You're quite close but it's possible to optimize. I've taken more or less the same approach but I did a mistake in my calculations the first time, so I did it again by looking for that expression.

The idea is to take steps that leave a multiple of 1000 bananas, because they dictate how many trips are necessary, and thus the cost for each step. So the expression is the cost in banana/km for each of those steps.

1) We could consume the 1000 first bananas, by a lucky guess:

- take 1000 to L200, there's 800 remaining. Drop 600 and get back to L0 (400 eaten)

- take 1000 to L200, drop 600 and get back to L0 (400 eaten)

- take 1000 to L200, drop 800 (200 eaten) => 2000 left.

That's a cost of 1000 for 200 km, so 5 banana per km. That's normal since 3000 bananas require 3 transports, 2 back & forth and 1 final, so

**2*2+1** bananas per km.

2) Let's use that approach for the 2nd step.
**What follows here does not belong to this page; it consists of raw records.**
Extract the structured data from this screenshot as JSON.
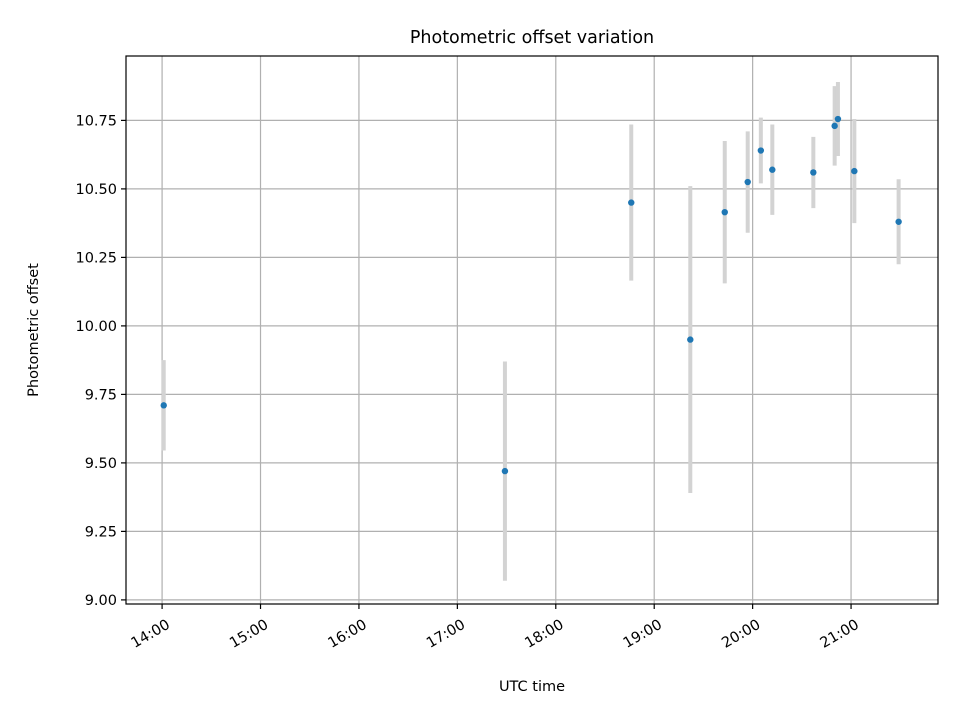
{
  "chart_data": {
    "type": "scatter",
    "title": "Photometric offset variation",
    "xlabel": "UTC time",
    "ylabel": "Photometric offset",
    "xlim": [
      "13:38",
      "21:53"
    ],
    "ylim": [
      8.985,
      10.985
    ],
    "grid": true,
    "x_ticks": [
      "14:00",
      "15:00",
      "16:00",
      "17:00",
      "18:00",
      "19:00",
      "20:00",
      "21:00"
    ],
    "y_ticks": [
      "9.00",
      "9.25",
      "9.50",
      "9.75",
      "10.00",
      "10.25",
      "10.50",
      "10.75"
    ],
    "marker_color": "#1f77b4",
    "errorbar_color": "#d3d3d3",
    "points": [
      {
        "x": "14:01",
        "y": 9.71,
        "err": 0.165
      },
      {
        "x": "17:29",
        "y": 9.47,
        "err": 0.4
      },
      {
        "x": "18:46",
        "y": 10.45,
        "err": 0.285
      },
      {
        "x": "19:22",
        "y": 9.95,
        "err": 0.56
      },
      {
        "x": "19:43",
        "y": 10.415,
        "err": 0.26
      },
      {
        "x": "19:57",
        "y": 10.525,
        "err": 0.185
      },
      {
        "x": "20:05",
        "y": 10.64,
        "err": 0.12
      },
      {
        "x": "20:12",
        "y": 10.57,
        "err": 0.165
      },
      {
        "x": "20:37",
        "y": 10.56,
        "err": 0.13
      },
      {
        "x": "20:50",
        "y": 10.73,
        "err": 0.145
      },
      {
        "x": "20:52",
        "y": 10.755,
        "err": 0.135
      },
      {
        "x": "21:02",
        "y": 10.565,
        "err": 0.19
      },
      {
        "x": "21:29",
        "y": 10.38,
        "err": 0.155
      }
    ]
  }
}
Now there's only 2000 bananas, so 2 transports required, 1 back & forth and 1 final, we expect 2+1 = 3 bananas per km.

To consume 1000 bananas, it would take 333 + 1/3 km. Let's do that and we arrive at L200+333+1/3 = L533+1/3, with only 1000 bananas left.

Or said otherwise,

- take 1000 to L200+333+1/3, drop 333+1/3 (hoping the 1/3 doesn't rot), get back to L200 (666+2/3 eaten)

- take 1000 to L200+333+1/3, drop 666+2/3 (333+1/3 eaten).

3) Final trip, we have 1000 - (533+1/3) km to travel, and the camel eats as many bananas. This leaves us with:

1000 - (1000 - (533+1/3)) =

**533+1/3 bananas**. Not efficient but after all it's in the desert.

My first reaction was that there would be no banana left, since it would eat all of them, it's quite counter-intuitive.